Figure 6. Expression of Mecom mRNA in cardiac structures of wild type embryos.

(A–D) Whole mount mRNA in situ hybridization to show Mecom expression. A–C) Expression during subsequent stages of heart tube formation E8.5 (black brackets). D) At E9.5 Evi1 is expressed in the endothelial cells and in the endocardium of the heart and in the mesenchyme of the aortic arches. Expression also includes a population of migrating neural crest cells (white arrowhead). E–J) E10.5 Sagittal sections (from right to left) showing Evi1 in the aortic arches (a), mesenchyme of the secondary heart field (black arrowheads), outflow and atrio-ventricular canal endocardium including the cushions.

Figure 7. Evi1 regulates the expression of other CHD genes during embryonic heart development.

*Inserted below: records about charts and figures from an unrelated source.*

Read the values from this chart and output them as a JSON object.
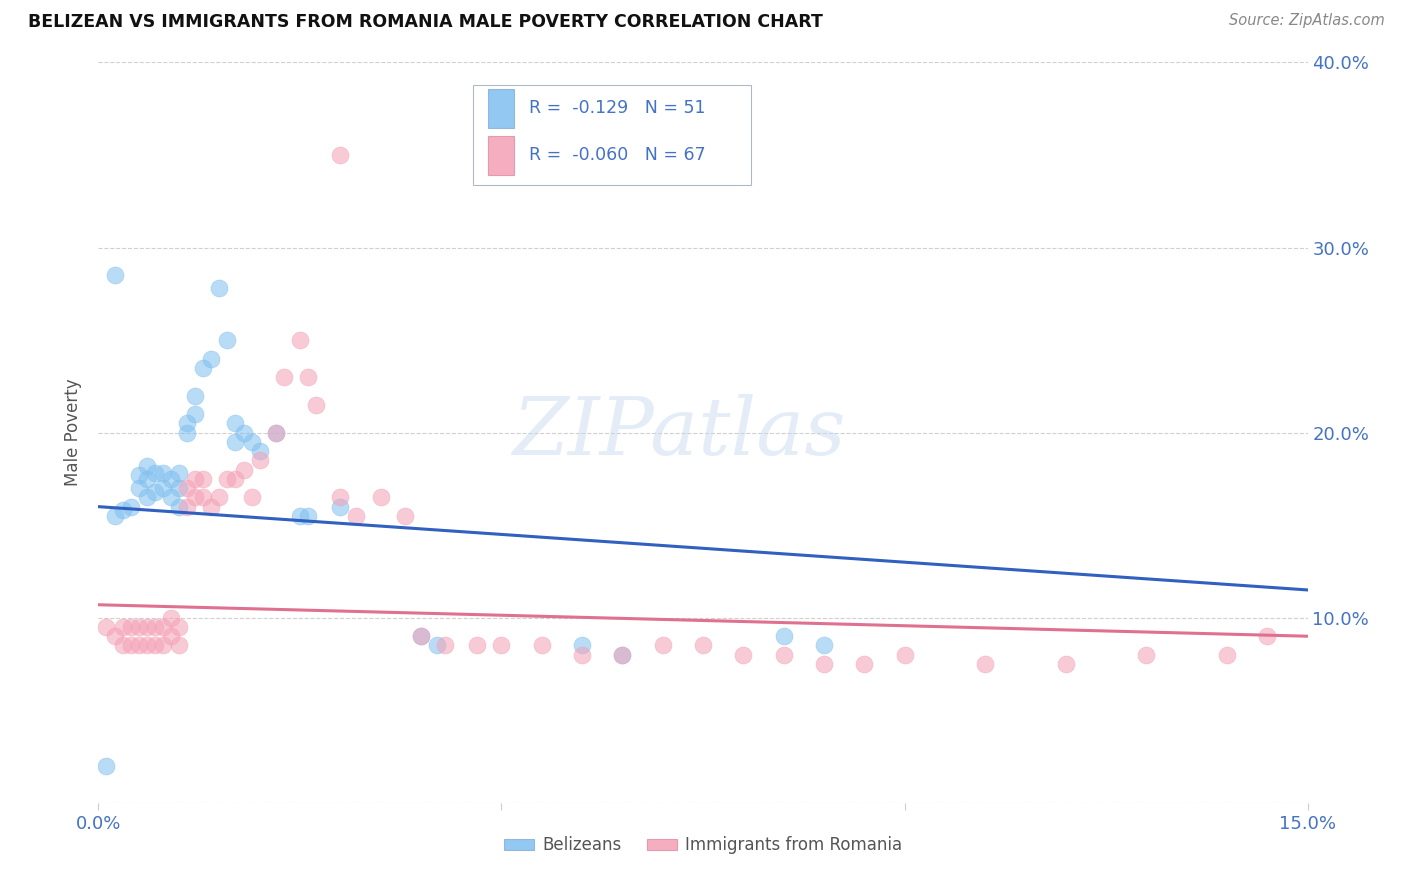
{
  "title": "BELIZEAN VS IMMIGRANTS FROM ROMANIA MALE POVERTY CORRELATION CHART",
  "source": "Source: ZipAtlas.com",
  "ylabel": "Male Poverty",
  "x_min": 0.0,
  "x_max": 0.15,
  "y_min": 0.0,
  "y_max": 0.4,
  "x_ticks": [
    0.0,
    0.05,
    0.1,
    0.15
  ],
  "x_tick_labels": [
    "0.0%",
    "",
    "",
    "15.0%"
  ],
  "y_ticks": [
    0.0,
    0.1,
    0.2,
    0.3,
    0.4
  ],
  "y_tick_labels": [
    "",
    "10.0%",
    "20.0%",
    "30.0%",
    "40.0%"
  ],
  "legend_entries": [
    {
      "label": "Belizeans",
      "color": "#7fbfef",
      "R": -0.129,
      "N": 51
    },
    {
      "label": "Immigrants from Romania",
      "color": "#f4a0b5",
      "R": -0.06,
      "N": 67
    }
  ],
  "blue_line_color": "#3060c0",
  "pink_line_color": "#e07090",
  "scatter_blue": "#7fbfef",
  "scatter_pink": "#f4a0b5",
  "watermark": "ZIPatlas",
  "blue_scatter_x": [
    0.001,
    0.002,
    0.003,
    0.004,
    0.005,
    0.005,
    0.006,
    0.006,
    0.006,
    0.007,
    0.007,
    0.008,
    0.008,
    0.009,
    0.009,
    0.01,
    0.01,
    0.01,
    0.011,
    0.011,
    0.012,
    0.012,
    0.013,
    0.014,
    0.015,
    0.016,
    0.017,
    0.017,
    0.018,
    0.019,
    0.02,
    0.022,
    0.025,
    0.026,
    0.03,
    0.04,
    0.042,
    0.06,
    0.065,
    0.085,
    0.09,
    0.002
  ],
  "blue_scatter_y": [
    0.02,
    0.155,
    0.158,
    0.16,
    0.17,
    0.177,
    0.165,
    0.175,
    0.182,
    0.168,
    0.178,
    0.17,
    0.178,
    0.165,
    0.175,
    0.16,
    0.17,
    0.178,
    0.2,
    0.205,
    0.21,
    0.22,
    0.235,
    0.24,
    0.278,
    0.25,
    0.195,
    0.205,
    0.2,
    0.195,
    0.19,
    0.2,
    0.155,
    0.155,
    0.16,
    0.09,
    0.085,
    0.085,
    0.08,
    0.09,
    0.085,
    0.285
  ],
  "pink_scatter_x": [
    0.001,
    0.002,
    0.003,
    0.003,
    0.004,
    0.004,
    0.005,
    0.005,
    0.006,
    0.006,
    0.007,
    0.007,
    0.008,
    0.008,
    0.009,
    0.009,
    0.01,
    0.01,
    0.011,
    0.011,
    0.012,
    0.012,
    0.013,
    0.013,
    0.014,
    0.015,
    0.016,
    0.017,
    0.018,
    0.019,
    0.02,
    0.022,
    0.023,
    0.025,
    0.026,
    0.027,
    0.03,
    0.032,
    0.035,
    0.038,
    0.04,
    0.043,
    0.047,
    0.05,
    0.055,
    0.06,
    0.065,
    0.07,
    0.075,
    0.08,
    0.085,
    0.09,
    0.095,
    0.1,
    0.11,
    0.12,
    0.13,
    0.14,
    0.145,
    0.03
  ],
  "pink_scatter_y": [
    0.095,
    0.09,
    0.095,
    0.085,
    0.095,
    0.085,
    0.095,
    0.085,
    0.095,
    0.085,
    0.095,
    0.085,
    0.095,
    0.085,
    0.1,
    0.09,
    0.095,
    0.085,
    0.17,
    0.16,
    0.175,
    0.165,
    0.175,
    0.165,
    0.16,
    0.165,
    0.175,
    0.175,
    0.18,
    0.165,
    0.185,
    0.2,
    0.23,
    0.25,
    0.23,
    0.215,
    0.165,
    0.155,
    0.165,
    0.155,
    0.09,
    0.085,
    0.085,
    0.085,
    0.085,
    0.08,
    0.08,
    0.085,
    0.085,
    0.08,
    0.08,
    0.075,
    0.075,
    0.08,
    0.075,
    0.075,
    0.08,
    0.08,
    0.09,
    0.35
  ],
  "blue_line_x": [
    0.0,
    0.15
  ],
  "blue_line_y": [
    0.16,
    0.115
  ],
  "pink_line_x": [
    0.0,
    0.15
  ],
  "pink_line_y": [
    0.107,
    0.09
  ],
  "tick_color": "#4472c4",
  "grid_color": "#d0d0d0",
  "background_color": "#ffffff"
}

(A) The number of CHD genes represented in Evi1 ChIP-Seq data (Evi1 bound genes) or in the list of genes regulated by Mecom. An enriched number of CHD genes were found bound or regulated by Mecom (50 out of 143 genes), p = 0.0453 and p = 0.0276, respectively. These genes represent potential Mecom target genes in heart development. (B) Mecom regulates the expression of 23 CHD genes, which contain Evi1-binding sites specifically in heart. Heart and head (neural crest) tissues were harvested from WT and Evi1^δex3/δex3 embryos of somite number 9 to 18. RT-qPCR assays were performed. Genes considered to be mis-regulated in Evi1^δex3/δex3 hearts were increased or decreased in expression by at least three fold in average for all samples of the same time-point. These graphs are representative of two to five independent experiments.